Breaking down example #4, we explore claims and why we need to "dig" in a certain way.

## import Ruby functions
require 'json'
require 'csv'
require 'date'
require 'time'
require 'optparse'

dir = File.dirname __FILE__
importJSONfile = File.expand_path 'export.json', dir

## Load the import JSON file into a Ruby array
data = JSON.load_file importJSONfile

data.each do |item|
  @id = item["id"]
  @keys = item.keys          # ["type", "id", "labels", "descriptions", "aliases", "claims", "sitelinks", "lastrevid"]
  @claims = item["claims"]
  @claims_keys = @claims.keys
  puts "#{@id} #{@claims_keys}"
end

The output will look like this:

Q1 []
Q2 []
Q3 []
Q4 []
Q5 []
Q6 []
Q7 []
Q8 ["P47"]
Q9 ["P47"]
...
Q1298 ["P16", "P38", "P5", "P6", "P7", "P8", "P9"]
Q1299 ["P1", "P16", "P2"]
Q1300 ["P10", "P12", "P14", "P16", "P18", "P19", "P21", "P23", "P29", "P3", "P30", "P32", "P34", "P35", "P41"]

As you can see, there are an arbitrary number of keys within each item-claims array, including some items with no keys.

If we explore a particular property, in this case adding P16 to the above script:

@P16 = @claims["P16"]
p @P16

The result will be:

Q1300 ["P10", "P12", "P14", "P16", "P18", "P19", "P21", "P23", "P29", "P3", "P30", "P32", "P34", "P35", "P41"]
[{"mainsnak"=>{"snaktype"=>"value", "property"=>"P16", "datavalue"=>{"value"=>{"entity-type"=>"item", "numeric-id"=>3, "id"=>"Q3"}, "type"=>"wikibase-entityid"}, "datatype"=>"wikibase-item"}, "type"=>"statement", "id"=>"Q1300$AF18C2BA-0E76-4882-AE53-90450F328BA4", "rank"=>"normal"}]

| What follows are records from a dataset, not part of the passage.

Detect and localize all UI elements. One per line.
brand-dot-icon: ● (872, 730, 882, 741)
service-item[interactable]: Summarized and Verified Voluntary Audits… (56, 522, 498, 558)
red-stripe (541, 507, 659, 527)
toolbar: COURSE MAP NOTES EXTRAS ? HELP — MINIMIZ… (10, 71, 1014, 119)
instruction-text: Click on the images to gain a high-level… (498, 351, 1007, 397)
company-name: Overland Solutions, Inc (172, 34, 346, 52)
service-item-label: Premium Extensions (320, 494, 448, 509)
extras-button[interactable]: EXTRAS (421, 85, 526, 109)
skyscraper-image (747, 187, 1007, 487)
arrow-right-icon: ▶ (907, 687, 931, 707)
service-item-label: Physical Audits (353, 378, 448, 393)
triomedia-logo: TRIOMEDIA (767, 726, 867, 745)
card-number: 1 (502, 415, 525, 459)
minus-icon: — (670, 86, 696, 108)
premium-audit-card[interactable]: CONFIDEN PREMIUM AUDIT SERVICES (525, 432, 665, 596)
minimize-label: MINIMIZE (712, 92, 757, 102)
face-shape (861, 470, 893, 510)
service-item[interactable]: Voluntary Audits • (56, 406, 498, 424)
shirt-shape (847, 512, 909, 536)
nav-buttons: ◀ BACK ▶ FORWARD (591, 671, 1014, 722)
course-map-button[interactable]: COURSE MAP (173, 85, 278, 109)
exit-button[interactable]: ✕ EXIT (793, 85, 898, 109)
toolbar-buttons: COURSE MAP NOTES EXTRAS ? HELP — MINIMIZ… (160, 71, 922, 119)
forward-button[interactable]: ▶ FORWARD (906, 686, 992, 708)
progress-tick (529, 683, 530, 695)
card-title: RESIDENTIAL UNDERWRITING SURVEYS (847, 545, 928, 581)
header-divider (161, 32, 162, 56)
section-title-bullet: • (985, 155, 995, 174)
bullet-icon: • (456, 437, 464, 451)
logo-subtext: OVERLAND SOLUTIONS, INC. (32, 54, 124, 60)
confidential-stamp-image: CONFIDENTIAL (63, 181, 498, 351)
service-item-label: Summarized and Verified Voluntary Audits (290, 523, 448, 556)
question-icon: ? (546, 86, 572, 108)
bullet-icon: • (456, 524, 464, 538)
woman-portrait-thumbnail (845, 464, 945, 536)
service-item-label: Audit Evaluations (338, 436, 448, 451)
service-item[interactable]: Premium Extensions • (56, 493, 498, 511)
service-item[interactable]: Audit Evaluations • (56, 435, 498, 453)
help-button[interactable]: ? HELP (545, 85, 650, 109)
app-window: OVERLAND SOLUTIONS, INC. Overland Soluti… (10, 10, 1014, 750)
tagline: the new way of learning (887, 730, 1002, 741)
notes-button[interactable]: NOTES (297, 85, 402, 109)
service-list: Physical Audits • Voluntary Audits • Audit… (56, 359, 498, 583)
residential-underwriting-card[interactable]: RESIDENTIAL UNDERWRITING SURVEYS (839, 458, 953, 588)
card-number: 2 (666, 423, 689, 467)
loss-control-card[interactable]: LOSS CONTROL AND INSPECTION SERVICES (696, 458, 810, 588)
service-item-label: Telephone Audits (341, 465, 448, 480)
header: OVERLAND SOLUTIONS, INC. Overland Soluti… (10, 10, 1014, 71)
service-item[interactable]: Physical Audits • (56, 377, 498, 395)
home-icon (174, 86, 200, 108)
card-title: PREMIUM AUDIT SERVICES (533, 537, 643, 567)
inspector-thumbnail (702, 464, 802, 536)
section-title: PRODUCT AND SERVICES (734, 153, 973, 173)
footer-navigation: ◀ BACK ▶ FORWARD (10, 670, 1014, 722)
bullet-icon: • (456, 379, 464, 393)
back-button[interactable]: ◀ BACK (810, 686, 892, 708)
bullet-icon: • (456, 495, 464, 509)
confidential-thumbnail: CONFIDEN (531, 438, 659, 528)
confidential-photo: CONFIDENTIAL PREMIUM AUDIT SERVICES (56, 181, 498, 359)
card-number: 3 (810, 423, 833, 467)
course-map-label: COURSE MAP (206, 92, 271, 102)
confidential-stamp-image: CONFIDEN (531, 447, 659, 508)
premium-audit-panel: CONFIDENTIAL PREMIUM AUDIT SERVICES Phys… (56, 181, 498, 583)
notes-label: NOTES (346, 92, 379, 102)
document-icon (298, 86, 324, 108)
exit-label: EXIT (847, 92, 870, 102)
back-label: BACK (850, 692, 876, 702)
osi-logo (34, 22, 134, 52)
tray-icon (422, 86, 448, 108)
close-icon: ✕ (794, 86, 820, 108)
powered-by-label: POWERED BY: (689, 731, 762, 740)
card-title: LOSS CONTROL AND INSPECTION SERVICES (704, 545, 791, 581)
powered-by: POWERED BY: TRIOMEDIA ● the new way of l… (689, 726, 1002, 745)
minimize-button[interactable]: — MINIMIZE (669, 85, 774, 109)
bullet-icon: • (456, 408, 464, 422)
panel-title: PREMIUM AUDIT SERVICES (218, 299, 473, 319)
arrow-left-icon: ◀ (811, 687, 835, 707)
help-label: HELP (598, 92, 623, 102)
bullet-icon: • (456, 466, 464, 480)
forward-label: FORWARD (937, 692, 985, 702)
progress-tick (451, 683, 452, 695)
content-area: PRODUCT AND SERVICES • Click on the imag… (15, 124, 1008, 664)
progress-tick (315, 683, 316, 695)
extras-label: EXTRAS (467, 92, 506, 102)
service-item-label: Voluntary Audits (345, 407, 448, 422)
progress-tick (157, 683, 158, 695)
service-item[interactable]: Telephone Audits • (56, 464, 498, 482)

Because the contents of item-claims-P16 is wrapped in [ ] brackets, we can't directly extract the keys.

wikibase4.rb:21:in `block in <main>': undefined method `keys' for nil:NilClass (NoMethodError)
p @P16.keys
      ^^^^^
from wikibase4.rb:14:in `each'
from wikibase4.rb:14:in `<main>'

Additionally, because some items don't have a P16 claim, we can't use first without causing errors either.

wikibase4.rb:21:in `block in <main>': undefined method `keys' for nil:NilClass (NoMethodError)
p @P16.first
      ^^^^^
from wikibase4.rb:14:in `each'
from wikibase4.rb:14:in `<main>'

And to further complicate things, in special cases a property may contain multiple arrays, representing multiple values for the same property. An example of this will come later.